Freedland K E, Frankel M T, Evenson R C
J Stud Alcohol. 1985 Mar;46(2):103-6. doi: 10.15288/jsa.1985.46.103.
A comparison was conducted of several discriminant models (linear, stepwise linear and quadratic) using two definitions of prior probability (proportional and equal) to detect alcoholism on the basis of routine blood test results. Discriminant functions were derived on a sample of men alcoholic (N = 407) and nonalcoholic (N = 1068) psychiatric patients, and were cross-validated on an independent sample of the same two populations (NS = 365 and 1020, respectively). Linear discriminant models generally outperformed quadratic models. The best classification was obtained by the equal stepwise linear model that retained SGOT, calcium, albumin, inorganic phosphate and BUN. The best quadratic model (equal) achieved good overall accuracy but weak sensitivity. The linear model was relatively accurate in terms of classification, and better sensitivity was achieved with the five best predictors than with all available measures.

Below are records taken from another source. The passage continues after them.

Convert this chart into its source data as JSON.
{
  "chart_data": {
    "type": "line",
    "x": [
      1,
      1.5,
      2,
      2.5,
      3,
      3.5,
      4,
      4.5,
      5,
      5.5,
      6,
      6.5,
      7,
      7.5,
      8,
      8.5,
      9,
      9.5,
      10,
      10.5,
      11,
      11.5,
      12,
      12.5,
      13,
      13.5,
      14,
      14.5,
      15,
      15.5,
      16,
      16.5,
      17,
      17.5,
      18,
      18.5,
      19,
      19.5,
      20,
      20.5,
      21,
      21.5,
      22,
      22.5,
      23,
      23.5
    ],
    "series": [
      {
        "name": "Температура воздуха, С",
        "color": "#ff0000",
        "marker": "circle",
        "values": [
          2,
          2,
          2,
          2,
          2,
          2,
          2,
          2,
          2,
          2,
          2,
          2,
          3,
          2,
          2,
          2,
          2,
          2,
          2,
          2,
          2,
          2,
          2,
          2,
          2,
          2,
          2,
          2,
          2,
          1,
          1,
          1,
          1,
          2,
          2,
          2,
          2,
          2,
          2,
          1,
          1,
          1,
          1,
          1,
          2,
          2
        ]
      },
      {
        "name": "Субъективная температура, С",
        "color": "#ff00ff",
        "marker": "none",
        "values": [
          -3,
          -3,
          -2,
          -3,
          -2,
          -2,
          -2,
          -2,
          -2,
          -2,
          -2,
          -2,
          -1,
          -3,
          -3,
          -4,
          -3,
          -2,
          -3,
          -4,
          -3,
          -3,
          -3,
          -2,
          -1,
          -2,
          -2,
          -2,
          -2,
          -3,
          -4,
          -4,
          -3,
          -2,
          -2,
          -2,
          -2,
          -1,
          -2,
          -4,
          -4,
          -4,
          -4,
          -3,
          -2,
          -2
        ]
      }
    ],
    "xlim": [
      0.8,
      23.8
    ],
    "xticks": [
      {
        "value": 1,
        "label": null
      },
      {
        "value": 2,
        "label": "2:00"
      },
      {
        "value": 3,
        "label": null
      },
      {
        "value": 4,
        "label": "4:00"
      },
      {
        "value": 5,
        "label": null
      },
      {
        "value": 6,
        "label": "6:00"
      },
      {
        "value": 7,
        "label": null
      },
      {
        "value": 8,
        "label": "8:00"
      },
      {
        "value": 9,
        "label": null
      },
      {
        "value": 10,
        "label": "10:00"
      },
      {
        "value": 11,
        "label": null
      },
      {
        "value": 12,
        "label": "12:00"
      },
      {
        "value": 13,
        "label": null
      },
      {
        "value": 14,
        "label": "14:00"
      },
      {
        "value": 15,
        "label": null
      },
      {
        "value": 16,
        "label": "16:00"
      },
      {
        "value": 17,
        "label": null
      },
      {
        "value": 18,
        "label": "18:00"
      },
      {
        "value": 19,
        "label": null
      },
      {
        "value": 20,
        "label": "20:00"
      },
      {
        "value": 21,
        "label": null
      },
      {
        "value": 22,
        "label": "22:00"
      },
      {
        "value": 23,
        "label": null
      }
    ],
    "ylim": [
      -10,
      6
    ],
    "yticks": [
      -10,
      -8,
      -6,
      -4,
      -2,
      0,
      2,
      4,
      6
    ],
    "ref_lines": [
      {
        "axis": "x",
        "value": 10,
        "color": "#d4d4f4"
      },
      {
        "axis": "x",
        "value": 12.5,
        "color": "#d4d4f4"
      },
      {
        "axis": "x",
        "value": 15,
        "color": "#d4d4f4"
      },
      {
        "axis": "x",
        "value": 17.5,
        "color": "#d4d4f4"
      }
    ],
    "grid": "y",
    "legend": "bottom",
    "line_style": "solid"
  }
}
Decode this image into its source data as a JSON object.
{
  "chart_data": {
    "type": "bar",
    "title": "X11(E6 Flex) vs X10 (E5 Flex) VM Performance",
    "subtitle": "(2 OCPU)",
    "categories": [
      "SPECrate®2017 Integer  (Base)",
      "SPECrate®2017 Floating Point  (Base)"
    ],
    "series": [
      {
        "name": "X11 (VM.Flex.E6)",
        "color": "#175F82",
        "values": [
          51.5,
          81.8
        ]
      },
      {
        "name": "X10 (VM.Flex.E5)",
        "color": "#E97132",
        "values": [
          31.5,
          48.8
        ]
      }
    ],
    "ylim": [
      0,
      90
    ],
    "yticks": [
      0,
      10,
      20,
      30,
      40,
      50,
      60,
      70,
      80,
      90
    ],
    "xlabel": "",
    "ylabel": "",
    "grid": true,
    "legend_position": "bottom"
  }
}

使用两种先验概率定义(成比例和相等),基于常规血液检测结果,对几种判别模型(线性、逐步线性和二次模型)进行了比较,以检测酒精中毒。判别函数是根据男性酒精成瘾(N = 407)和非酒精成瘾(N = 1068)精神科患者的样本得出的,并在相同两个人群的独立样本(分别为NS = 365和1020)上进行了交叉验证。线性判别模型通常优于二次模型。通过保留谷草转氨酶、钙、白蛋白、无机磷酸盐和尿素氮的相等逐步线性模型获得了最佳分类。最佳二次模型(相等)总体准确率良好,但敏感性较弱。线性模型在分类方面相对准确,使用五个最佳预测指标比使用所有可用指标具有更好的敏感性。